An alternative is the <sk,tk> keypair table. This might be more efficient if only a few s in S participate in the relationship; otherwise we would have many NULLs in the T-column of S.

Step 5: binary M:N relationships
Here we must create a table R of tuples including the key of S (sk), the key of T (tk), and any attributes of R; we can not push the data into either S or T. Call the new table also R (note that E&N call it S). The sk column of R should have a foreign key constraint referring to the key column of S, and the tk column of R should similarly have a foreign key constraint to the key column of T.

The WORKS_ON table is a canonical example; so is the GRADE_REPORT table.

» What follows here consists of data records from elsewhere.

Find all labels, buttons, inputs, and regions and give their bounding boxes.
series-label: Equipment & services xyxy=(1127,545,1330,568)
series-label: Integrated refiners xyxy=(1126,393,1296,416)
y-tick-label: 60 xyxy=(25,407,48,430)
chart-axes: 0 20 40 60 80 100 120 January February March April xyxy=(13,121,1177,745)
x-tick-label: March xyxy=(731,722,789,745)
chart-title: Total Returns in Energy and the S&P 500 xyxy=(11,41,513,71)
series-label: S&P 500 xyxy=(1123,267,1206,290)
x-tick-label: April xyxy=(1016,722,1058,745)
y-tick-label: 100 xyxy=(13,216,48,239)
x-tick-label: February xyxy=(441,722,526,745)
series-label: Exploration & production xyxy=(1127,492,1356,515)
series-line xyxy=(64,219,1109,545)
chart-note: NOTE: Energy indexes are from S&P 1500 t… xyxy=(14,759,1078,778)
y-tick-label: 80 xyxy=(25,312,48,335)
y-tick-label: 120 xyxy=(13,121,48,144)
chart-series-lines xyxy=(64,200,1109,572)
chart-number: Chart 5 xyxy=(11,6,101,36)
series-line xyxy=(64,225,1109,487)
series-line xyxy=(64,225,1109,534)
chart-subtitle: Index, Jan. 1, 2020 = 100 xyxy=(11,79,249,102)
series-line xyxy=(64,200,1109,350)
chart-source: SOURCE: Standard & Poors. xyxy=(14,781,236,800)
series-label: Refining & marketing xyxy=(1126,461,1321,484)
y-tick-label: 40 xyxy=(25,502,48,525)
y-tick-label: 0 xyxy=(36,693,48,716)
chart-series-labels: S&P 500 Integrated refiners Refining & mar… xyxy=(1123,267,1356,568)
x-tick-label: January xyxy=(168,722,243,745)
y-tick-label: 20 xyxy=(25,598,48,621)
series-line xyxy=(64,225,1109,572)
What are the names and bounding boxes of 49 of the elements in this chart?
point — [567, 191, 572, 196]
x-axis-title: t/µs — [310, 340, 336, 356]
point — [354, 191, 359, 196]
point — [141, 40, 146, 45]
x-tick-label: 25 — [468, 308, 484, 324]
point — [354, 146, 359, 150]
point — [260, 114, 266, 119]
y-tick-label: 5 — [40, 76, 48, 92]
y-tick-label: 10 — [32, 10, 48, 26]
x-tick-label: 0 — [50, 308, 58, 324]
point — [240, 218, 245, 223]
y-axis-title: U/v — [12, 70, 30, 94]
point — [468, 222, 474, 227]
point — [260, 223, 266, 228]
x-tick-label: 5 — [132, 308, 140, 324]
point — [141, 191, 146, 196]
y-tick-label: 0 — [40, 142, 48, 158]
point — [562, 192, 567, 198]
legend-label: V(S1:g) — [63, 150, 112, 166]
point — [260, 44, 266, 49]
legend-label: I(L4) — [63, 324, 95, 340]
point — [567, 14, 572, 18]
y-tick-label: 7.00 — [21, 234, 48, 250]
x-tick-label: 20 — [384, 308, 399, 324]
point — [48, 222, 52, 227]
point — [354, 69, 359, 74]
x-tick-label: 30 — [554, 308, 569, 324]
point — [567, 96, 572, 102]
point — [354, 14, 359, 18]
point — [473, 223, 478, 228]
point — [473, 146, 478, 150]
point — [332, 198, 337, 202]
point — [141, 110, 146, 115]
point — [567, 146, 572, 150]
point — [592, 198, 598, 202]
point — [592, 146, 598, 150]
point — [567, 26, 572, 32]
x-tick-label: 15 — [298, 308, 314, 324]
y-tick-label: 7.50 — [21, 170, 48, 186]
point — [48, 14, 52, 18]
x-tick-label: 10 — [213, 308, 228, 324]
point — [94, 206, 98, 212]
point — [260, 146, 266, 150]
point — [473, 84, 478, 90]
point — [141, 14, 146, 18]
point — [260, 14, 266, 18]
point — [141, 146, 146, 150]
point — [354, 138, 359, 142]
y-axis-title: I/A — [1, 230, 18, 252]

Again we would likely to use the CASCADE option for deletion or update of records in the participating entities S & T.

Step 6: multivalued attributes
If we have any left, they must be moved into their own tables. For example, if employees can have several qualifications (eg degrees or certifications), we would create a table QUALIFICATION with two columns: essn and qualification. The DEPT_LOCATIONS table is similar. Again, we would have an appropriate foreign key constraint back to the original table.

Step 7: higher-degree relationships
These are handled like binary M:N relationships.

More on Foreign Keys

Here's the seven-step ER-to-relation algorithm again, slightly simplified:

create a table for each regular entity
create a table for each weak entity, adding the key field from the owner entity as a foreign key for the new entity.
for binary relationships between entities E1 and E2, pick one of them (eg E1) and add to it a field conntaining the key to E2. Make this a foreign key in E1.
for binary 1:N relationships between E1 and E2, E1---1---R---N---E2, add a column to E2 containing the key of E1. Make this a foreign key in E2.
For binary N:M relationships between E1 and E2, create a new table R consisting of ⟨E1.key, E2.key, R.attributes⟩. Make E1.key and E2.key foreign keys in R.
For multivalued attributes of entity E, create a new relation R. One column of R will be E.key; this should be a foreign key in R.
ternary and higher-degree relationships: like step 5.

Joins arise in steps 2, 3, 4, 5, 6, and 7, for recovering the original relationships (or attribute sets for 6, or entities for 2). In every case, the join field is a key of one relation and a foreign key in the other.

Not all joins are about recovering relations from an ER diagram.

Also, I said earlier that entity T should not have an attribute that was another entity of type S; instead, we should create a relationship R between T and S. If S was at all a candidate for an attribute, each T would be related to at most one S and so this would have cardinality constraint T---N---R---1---S. Then, when we did the above conversion, in step four we would add S's key to T with a foreign key constraint referring to S.

But suppose we did add S as an entity attribute to T. Then we would end up with the same situation: we would use the key of S as an attribute of T, and create the same foreign-key constraint. So in the end we get the same thing.